Le paysage urbain est laid. Il est «laitte à faire des remèdes», comme dirait ma grand-môman. D’ailleurs, elle se retournerait probablement dans sa tombe si elle savait à quoi ressemble aujourd’hui le panorama montréalais.
Là où «dans son temps», il y avait la Main, le tramway, la Sainte-Catherine, là où la nuit s’égayait progressivement de sa nitescence fluorescente, il y a aujourd’hui la face de Chantal Fontaine qui annonce les Aliments du Québec.
À gauche, à droite, sur les murs des bâtiments, sur les autobus et dans le métro, nous sommes bombardés de publicités. Ce n’est pas nouveau. Mais c’est laitte. Elles jalonnent nos routes cahoteuses, elles s’accumulent sous nos yeux comme un amas de déchets visuels disparates et elles nous empêchent de voir la ville – de la regarder – d’un œil artistique.
Il y a parfois de belles pubs, certes. Comme celle d’Héma-Québec ou celles de l’INIS. Mais rien là qui puisse donner à la ville un éclat singulier, qui puisse faire du paysage montréalais un symbole de son identité.

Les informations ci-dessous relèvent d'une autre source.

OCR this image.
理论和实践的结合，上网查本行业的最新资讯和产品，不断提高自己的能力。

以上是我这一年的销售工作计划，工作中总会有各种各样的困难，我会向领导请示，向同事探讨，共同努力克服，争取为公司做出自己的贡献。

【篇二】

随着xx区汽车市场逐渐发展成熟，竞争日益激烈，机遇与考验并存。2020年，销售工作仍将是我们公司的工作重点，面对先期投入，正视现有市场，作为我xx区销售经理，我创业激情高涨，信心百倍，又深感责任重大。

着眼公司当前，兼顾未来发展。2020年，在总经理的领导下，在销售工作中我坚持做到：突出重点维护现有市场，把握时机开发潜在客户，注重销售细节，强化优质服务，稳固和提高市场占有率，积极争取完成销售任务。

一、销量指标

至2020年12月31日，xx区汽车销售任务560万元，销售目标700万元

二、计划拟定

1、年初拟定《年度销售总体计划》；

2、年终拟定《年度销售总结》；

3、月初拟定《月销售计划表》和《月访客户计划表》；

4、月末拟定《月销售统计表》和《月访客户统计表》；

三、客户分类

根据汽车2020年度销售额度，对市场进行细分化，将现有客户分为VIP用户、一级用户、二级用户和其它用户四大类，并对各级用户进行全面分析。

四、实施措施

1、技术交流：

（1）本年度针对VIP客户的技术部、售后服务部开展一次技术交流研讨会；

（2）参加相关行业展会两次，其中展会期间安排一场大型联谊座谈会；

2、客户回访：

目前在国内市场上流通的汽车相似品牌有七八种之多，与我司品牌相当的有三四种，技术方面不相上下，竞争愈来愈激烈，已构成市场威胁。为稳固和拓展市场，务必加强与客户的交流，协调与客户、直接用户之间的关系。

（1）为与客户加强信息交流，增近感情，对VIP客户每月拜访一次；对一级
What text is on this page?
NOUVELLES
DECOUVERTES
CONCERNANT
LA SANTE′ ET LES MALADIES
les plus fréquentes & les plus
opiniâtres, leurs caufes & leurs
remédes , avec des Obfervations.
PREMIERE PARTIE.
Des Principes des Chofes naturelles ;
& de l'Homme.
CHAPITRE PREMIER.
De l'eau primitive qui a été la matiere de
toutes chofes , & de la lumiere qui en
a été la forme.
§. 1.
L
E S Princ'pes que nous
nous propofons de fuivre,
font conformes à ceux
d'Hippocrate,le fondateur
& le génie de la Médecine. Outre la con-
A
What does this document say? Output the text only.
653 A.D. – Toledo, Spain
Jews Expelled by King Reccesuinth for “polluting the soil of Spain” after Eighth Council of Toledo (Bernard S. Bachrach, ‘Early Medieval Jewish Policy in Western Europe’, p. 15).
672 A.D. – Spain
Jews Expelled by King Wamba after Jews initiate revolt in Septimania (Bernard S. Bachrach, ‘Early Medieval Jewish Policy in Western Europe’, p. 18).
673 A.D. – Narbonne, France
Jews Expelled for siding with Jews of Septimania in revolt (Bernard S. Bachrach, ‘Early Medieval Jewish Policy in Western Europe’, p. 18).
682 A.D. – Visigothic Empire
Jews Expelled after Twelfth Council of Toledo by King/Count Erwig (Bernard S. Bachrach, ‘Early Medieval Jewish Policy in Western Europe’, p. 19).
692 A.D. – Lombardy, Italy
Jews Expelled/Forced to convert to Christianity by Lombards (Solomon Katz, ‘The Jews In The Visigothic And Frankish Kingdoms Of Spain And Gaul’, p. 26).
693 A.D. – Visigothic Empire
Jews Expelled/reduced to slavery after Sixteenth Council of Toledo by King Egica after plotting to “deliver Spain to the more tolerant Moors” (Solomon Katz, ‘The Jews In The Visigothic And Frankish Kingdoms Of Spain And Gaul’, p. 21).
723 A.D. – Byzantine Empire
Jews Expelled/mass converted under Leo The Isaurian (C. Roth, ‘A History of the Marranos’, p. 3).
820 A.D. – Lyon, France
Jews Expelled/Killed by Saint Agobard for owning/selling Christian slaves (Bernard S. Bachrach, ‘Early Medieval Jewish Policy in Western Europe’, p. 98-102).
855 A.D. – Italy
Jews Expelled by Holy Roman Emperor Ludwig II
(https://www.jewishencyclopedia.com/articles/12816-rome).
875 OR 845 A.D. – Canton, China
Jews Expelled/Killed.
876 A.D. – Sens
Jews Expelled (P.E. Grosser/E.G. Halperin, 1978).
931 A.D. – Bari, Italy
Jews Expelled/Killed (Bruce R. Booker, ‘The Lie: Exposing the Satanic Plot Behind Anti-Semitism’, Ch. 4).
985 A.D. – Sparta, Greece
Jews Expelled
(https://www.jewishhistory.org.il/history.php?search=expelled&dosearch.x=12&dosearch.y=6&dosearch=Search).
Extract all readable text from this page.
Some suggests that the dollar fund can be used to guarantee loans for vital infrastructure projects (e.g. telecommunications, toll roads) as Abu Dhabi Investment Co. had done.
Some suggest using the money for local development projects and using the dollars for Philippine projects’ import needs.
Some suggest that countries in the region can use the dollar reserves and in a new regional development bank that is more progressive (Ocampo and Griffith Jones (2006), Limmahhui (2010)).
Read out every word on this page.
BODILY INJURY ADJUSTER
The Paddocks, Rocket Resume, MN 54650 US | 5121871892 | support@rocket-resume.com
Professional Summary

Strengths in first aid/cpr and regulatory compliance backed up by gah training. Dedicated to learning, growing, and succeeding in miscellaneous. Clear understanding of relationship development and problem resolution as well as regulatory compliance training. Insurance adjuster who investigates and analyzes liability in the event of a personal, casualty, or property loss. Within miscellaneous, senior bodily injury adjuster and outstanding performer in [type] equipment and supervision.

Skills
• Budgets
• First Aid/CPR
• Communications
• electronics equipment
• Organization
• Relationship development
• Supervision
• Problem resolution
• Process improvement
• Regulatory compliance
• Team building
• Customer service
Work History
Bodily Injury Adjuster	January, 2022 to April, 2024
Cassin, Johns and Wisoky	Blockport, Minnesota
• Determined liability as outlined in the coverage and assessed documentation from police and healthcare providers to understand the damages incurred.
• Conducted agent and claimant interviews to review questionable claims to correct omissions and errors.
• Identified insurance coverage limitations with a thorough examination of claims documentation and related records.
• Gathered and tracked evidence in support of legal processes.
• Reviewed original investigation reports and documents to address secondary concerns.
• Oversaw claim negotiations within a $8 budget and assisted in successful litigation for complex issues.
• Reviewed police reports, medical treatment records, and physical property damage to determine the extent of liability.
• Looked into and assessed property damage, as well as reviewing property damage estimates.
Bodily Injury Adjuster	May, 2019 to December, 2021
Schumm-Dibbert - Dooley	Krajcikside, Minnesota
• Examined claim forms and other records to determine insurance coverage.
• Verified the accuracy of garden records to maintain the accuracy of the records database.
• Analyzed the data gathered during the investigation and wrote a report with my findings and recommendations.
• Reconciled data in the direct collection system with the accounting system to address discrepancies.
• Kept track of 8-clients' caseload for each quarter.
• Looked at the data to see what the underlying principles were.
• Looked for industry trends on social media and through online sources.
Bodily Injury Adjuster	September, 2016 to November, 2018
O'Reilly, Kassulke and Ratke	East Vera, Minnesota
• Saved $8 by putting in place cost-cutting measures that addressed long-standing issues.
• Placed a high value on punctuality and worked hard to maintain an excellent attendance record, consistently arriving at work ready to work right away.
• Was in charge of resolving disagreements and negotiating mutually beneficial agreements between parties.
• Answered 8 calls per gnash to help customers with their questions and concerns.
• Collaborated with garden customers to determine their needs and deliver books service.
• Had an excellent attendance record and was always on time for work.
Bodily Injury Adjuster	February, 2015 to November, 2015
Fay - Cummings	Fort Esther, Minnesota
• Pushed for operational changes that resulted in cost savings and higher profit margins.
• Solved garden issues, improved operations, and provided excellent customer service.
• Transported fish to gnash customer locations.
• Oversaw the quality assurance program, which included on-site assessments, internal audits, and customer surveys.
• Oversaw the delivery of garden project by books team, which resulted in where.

Quand grand-môman était jeune, les fresques commerciales (voir texte ci-contre) enjolivaient les murs des immeubles. Aujourd’hui, ces œuvres du patrimoine urbain sont en voie de disparition. Il y a bien des fresques artistiques qui ornent certaines bâtisses, mais les commerçants ne réussissent toujours pas à profiter de ces images murales comme outil publicitaire.
Festival du condominium
Si le paysage urbain est pigmenté de publicités désordonnées, l’architecture des nouveaux bâtiments n’est pas non plus gage de beauté. Depuis plusieurs années, on développe, on innove, on forge, on construit, clou après clou, le Montréal de demain. Depuis plusieurs années, on développe, on forge, on construit…des condos laittes. Et des commerces laittes. Par souci d’économie ou par manque de vision, on bâtit de belles bâtisses qui, prises ensemble, brisent l’unité de la ville. C’est l’incohérence urbaine, l’individualisme architectural.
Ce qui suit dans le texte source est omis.